The full length of Cascade River Road—which leads to the popular and stunning Cascade Pass-Sahale Arm Trail—will remain open until winter conditions make the road impassable in fall/winter 2014.
North Cascades National Park had planned to close the road in during September and October to perform permanent repairs at the Boston Creek crossing, but the work has been delayed until 2015. (Last August, a storm washed out the road at the crossing, which is vulnerable during heavy rains, stranding more than 65 visitors at the trailhead.)
Road open to hikers and backpackers until late fall/winter
The delayed repairs is good news for late season hikers heading to Cascade Pass or backpackers (with backcountry permits) heading into the heart of the park or wanting to catch sunrise from Sahale Arm camp.
Once snow conditions close the road, it will be gated at mile post 20 (Eldorado Creek), three miles before the road's end at the Cascade Pass trailhead.
As with any trail, it's a good idea to check the road and trail conditions before you head out. Check the road conditions in North Cascades National Park.
And remember, weather can change quickly in the high country this time of year. Be prepared for cold, wet and snowy conditions. It's already snowed on Sahale Arm this September.
What permits do you need to hike trails along the Cascade River Road?
Trailhead permits can be confusing, especially along trails bordering two different land management agencies. While it might be a good idea to have a Northwest Forest Pass tucked in your glovebox for spontaneous adventures, you don't actually need to display one in order to park and hike from the Hidden Lake Trailhead, Monogram Lake or at Cascade Pass.

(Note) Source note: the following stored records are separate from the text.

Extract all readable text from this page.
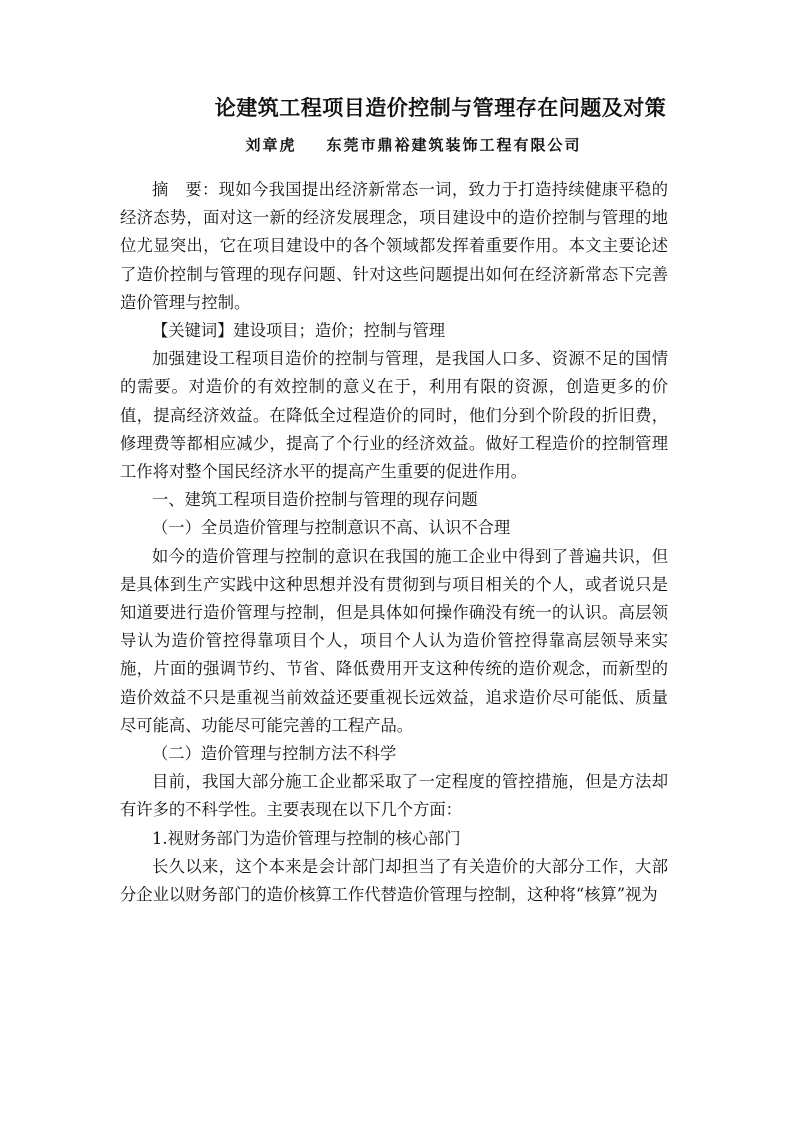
论建筑工程项目造价控制与管理存在问题及对策
刘章虎 东莞市鼎裕建筑装饰工程有限公司

摘　要：现如今我国提出经济新常态一词，致力于打造持续健康平稳的经济态势，面对这一新的经济发展理念，项目建设中的造价控制与管理的地位尤显突出，它在项目建设中的各个领域都发挥着重要作用。本文主要论述了造价控制与管理的现存问题、针对这些问题提出如何在经济新常态下完善造价管理与控制。

【关键词】建设项目；造价；控制与管理

加强建设工程项目造价的控制与管理，是我国人口多、资源不足的国情的需要。对造价的有效控制的意义在于，利用有限的资源，创造更多的价值，提高经济效益。在降低全过程造价的同时，他们分到个阶段的折旧费，修理费等都相应减少，提高了个行业的经济效益。做好工程造价的控制管理工作将对整个国民经济水平的提高产生重要的促进作用。

一、建筑工程项目造价控制与管理的现存问题

（一）全员造价管理与控制意识不高、认识不合理

如今的造价管理与控制的意识在我国的施工企业中得到了普遍共识，但是具体到生产实践中这种思想并没有贯彻到与项目相关的个人，或者说只是知道要进行造价管理与控制，但是具体如何操作确没有统一的认识。高层领导认为造价管控得靠项目个人，项目个人认为造价管控得靠高层领导来实施，片面的强调节约、节省、降低费用开支这种传统的造价观念，而新型的造价效益不只是重视当前效益还要重视长远效益，追求造价尽可能低、质量尽可能高、功能尽可能完善的工程产品。

（二）造价管理与控制方法不科学

目前，我国大部分施工企业都采取了一定程度的管控措施，但是方法却有许多的不科学性。主要表现在以下几个方面：

1.视财务部门为造价管理与控制的核心部门

长久以来，这个本来是会计部门却担当了有关造价的大部分工作，大部分企业以财务部门的造价核算工作代替造价管理与控制，这种将“核算”视为
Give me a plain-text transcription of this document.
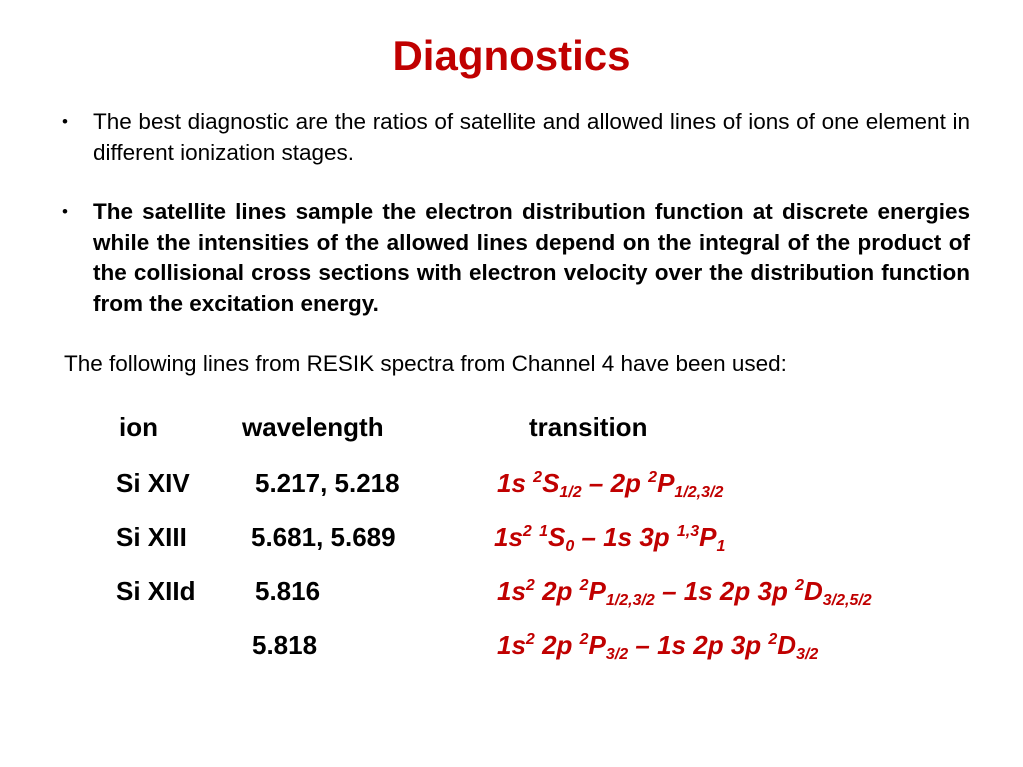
Diagnostics
• The best diagnostic are the ratios of satellite and allowed lines of ions of one element in different ionization stages.
• The satellite lines sample the electron distribution function at discrete energies while the intensities of the allowed lines depend on the integral of the product of the collisional cross sections with electron velocity over the distribution function from the excitation energy.
The following lines from RESIK spectra from Channel 4 have been used:
ion	wavelength	transition
Si XIV	5.217, 5.218	1s $^2S_{1/2} - 2p$ $^2P_{1/2,3/2}$
Si XIII 5.681, 5.689	$1s^2$ $^1S_0 - 1s$ 3p $^{1,3}P_1$
Si XIId 5.816	$1s^2$ 2p $^2P_{1/2,3/2} - 1s$ 2p 3p $^2D_{3/2,5/2}$
5.818	$1s^2$ 2p $^2P_{3/2} - 1s$ 2p 3p $^2D_{3/2}$
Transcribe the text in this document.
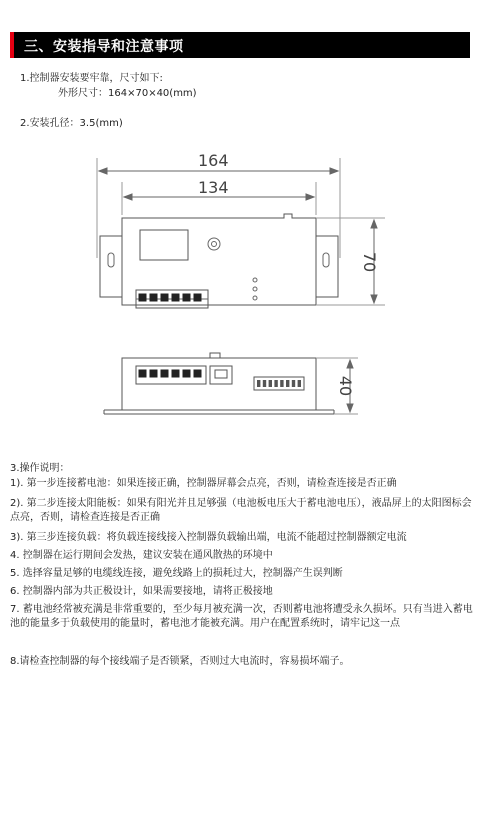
三、安装指导和注意事项
1.控制器安装要牢靠，尺寸如下:
外形尺寸：164×70×40(mm)
2.安装孔径：3.5(mm)
164
134
70
40
3.操作说明：
1). 第一步连接蓄电池：如果连接正确，控制器屏幕会点亮，否则，请检查连接是否正确
2). 第二步连接太阳能板：如果有阳光并且足够强（电池板电压大于蓄电池电压），液晶屏上的太阳图标会点亮，否则，请检查连接是否正确
3). 第三步连接负载：将负载连接线接入控制器负载输出端，电流不能超过控制器额定电流
4. 控制器在运行期间会发热，建议安装在通风散热的环境中
5. 选择容量足够的电缆线连接，避免线路上的损耗过大，控制器产生误判断
6. 控制器内部为共正极设计，如果需要接地，请将正极接地
7. 蓄电池经常被充满是非常重要的，至少每月被充满一次，否则蓄电池将遭受永久损坏。只有当进入蓄电池的能量多于负载使用的能量时，蓄电池才能被充满。用户在配置系统时，请牢记这一点
8.请检查控制器的每个接线端子是否锁紧，否则过大电流时，容易损坏端子。
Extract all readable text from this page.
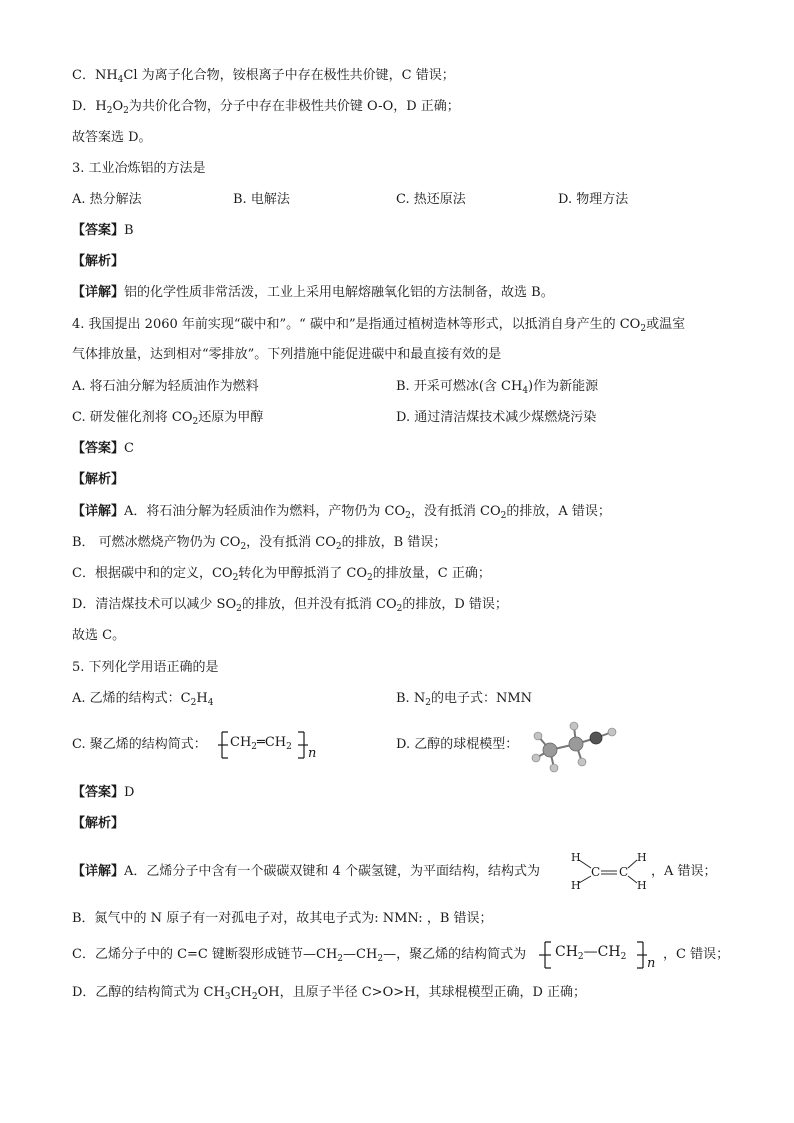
C．$NH_4Cl$ 为离子化合物，铵根离子中存在极性共价键，C 错误；
D．$H_2O_2$为共价化合物，分子中存在非极性共价键 O-O，D 正确；
故答案选 D。
3. 工业冶炼铝的方法是
A. 热分解法	B. 电解法	C. 热还原法	D. 物理方法
【答案】B
【解析】
【详解】铝的化学性质非常活泼，工业上采用电解熔融氧化铝的方法制备，故选 B。
4. 我国提出 2060 年前实现“碳中和”。“ 碳中和”是指通过植树造林等形式，以抵消自身产生的 $CO_2$或温室
气体排放量，达到相对“零排放”。下列措施中能促进碳中和最直接有效的是
A. 将石油分解为轻质油作为燃料	B. 开采可燃冰(含 $CH_4$)作为新能源
C. 研发催化剂将 $CO_2$还原为甲醇	D. 通过清洁煤技术减少煤燃烧污染
【答案】C
【解析】
【详解】A．将石油分解为轻质油作为燃料，产物仍为 $CO_2$，没有抵消 $CO_2$的排放，A 错误；
B． 可燃冰燃烧产物仍为 $CO_2$，没有抵消 $CO_2$的排放，B 错误；
C．根据碳中和的定义，$CO_2$转化为甲醇抵消了 $CO_2$的排放量，C 正确；
D．清洁煤技术可以减少 $SO_2$的排放，但并没有抵消 $CO_2$的排放，D 错误；
故选 C。
5. 下列化学用语正确的是
A. 乙烯的结构式：$C_2H_4$	B. $N_2$的电子式：NMN
C. 聚乙烯的结构简式： $CH_2═CH_2$ n
D. 乙醇的球棍模型：
【答案】D
【解析】
【详解】A．乙烯分子中含有一个碳碳双键和 4 个碳氢键，为平面结构，结构式为
H
H
C C
H
H
，A 错误；
B．氮气中的 N 原子有一对孤电子对，故其电子式为: NMN: ，B 错误；
C．乙烯分子中的 C=C 键断裂形成链节$—CH_2—CH_2—$，聚乙烯的结构简式为 $CH_2—CH_2$ n
，C 错误；
D．乙醇的结构简式为 $CH_3CH_2OH$，且原子半径 C>O>H，其球棍模型正确，D 正确；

If you plan to stay at a backcountry camp at Hidden Lake Lookout, Sahale Arm or within North Cascades National Park, you will need a free backcountry permit, issued on a first-come, first-serve basis by North Cascades National Park. (If you are headed for Cascade Pass, this means a convenient stop at the Wilderness Information Center in Marblemount).
If they are free, you may wonder why the park bothers to issue the backcountry permits. Backcountry permits protect your wilderness experience by preventing overcrowding at camps or climbing routes, and protecting natural resources so that all visitors, including future generations, can enjoy them. Permits also serve an important safety function in the event of an emergency or wildfire, and allow managers to gather data important for decision making.